Затем он падает передо мной на колени, и из моего горла вырывается писк.
— Что ты делаешь?
— Вытираю тебя, крошечная самочка. Ты позволишь?
Я вздыхаю, понимая, что не смогу сделать это сама, и я настолько устала, что у меня почти не осталось сил к сопротивлению. Возможно, если я буду думать о нем как о докторе, все будет не так уж плохо.
— Хорошо.
Я не отрываю глаз от стены кради, игнорируя его одобрительное хмыканье. Он быстро и методично похлопывает тканью по моему телу, в то же время держа ее в основном обернутой вокруг меня. Он начинает с моих ног и продвигается вверх, стараясь высушить внутреннюю сторону моих бедер. Я вздрагиваю, когда ткань скользит по моей натертой коже.

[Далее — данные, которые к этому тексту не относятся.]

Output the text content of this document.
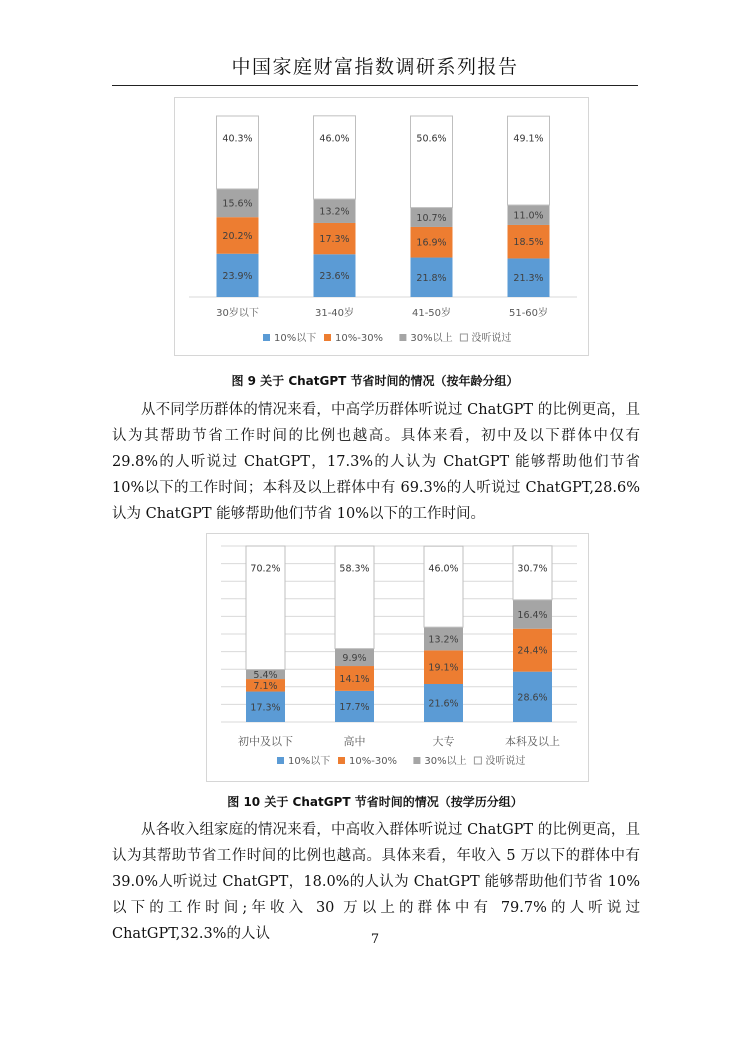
中国家庭财富指数调研系列报告
23.9%
20.2%
15.6%
40.3%
30岁以下
23.6%
17.3%
13.2%
46.0%
31-40岁
21.8%
16.9%
10.7%
50.6%
41-50岁
21.3%
18.5%
11.0%
49.1%
51-60岁
10%以下 10%-30%	30%以上 没听说过
图 9 关于 ChatGPT 节省时间的情况（按年龄分组）

从不同学历群体的情况来看，中高学历群体听说过 ChatGPT 的比例更高，且认为其帮助节省工作时间的比例也越高。具体来看，初中及以下群体中仅有 29.8%的人听说过 ChatGPT，17.3%的人认为 ChatGPT 能够帮助他们节省 10%以下的工作时间；本科及以上群体中有 69.3%的人听说过 ChatGPT,28.6%认为 ChatGPT 能够帮助他们节省 10%以下的工作时间。

17.3%
7.1%
5.4%
70.2%
初中及以下
17.7%
14.1%
9.9%
58.3%
高中
21.6%
19.1%
13.2%
46.0%
大专
28.6%
24.4%
16.4%
30.7%
本科及以上
10%以下 10%-30%	30%以上 没听说过
图 10 关于 ChatGPT 节省时间的情况（按学历分组）

从各收入组家庭的情况来看，中高收入群体听说过 ChatGPT 的比例更高，且认为其帮助节省工作时间的比例也越高。具体来看，年收入 5 万以下的群体中有39.0%人听说过 ChatGPT，18.0%的人认为 ChatGPT 能够帮助他们节省 10%以下的工作时间;年收入 30 万以上的群体中有 79.7%的人听说过 ChatGPT,32.3%的人认	7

— Я знаю, Элли. У меня есть еще мазь, но сейчас мы должны убедиться, что кожа сухая.
К тому времени, как он добирается до моей груди, бабочки устраивают вечеринку в моем животе, а мои соски твердеют, проступая сквозь ткань.
Он ругается, низко и грубо, и жар заливает мои щеки.
— Ты великолепна.
Ошеломленная, я бросаю на него взгляд, и его глаза темнеют, когда он смотрит на меня. Я прикусываю губу, и его взгляд тут же перемещается на мой рот.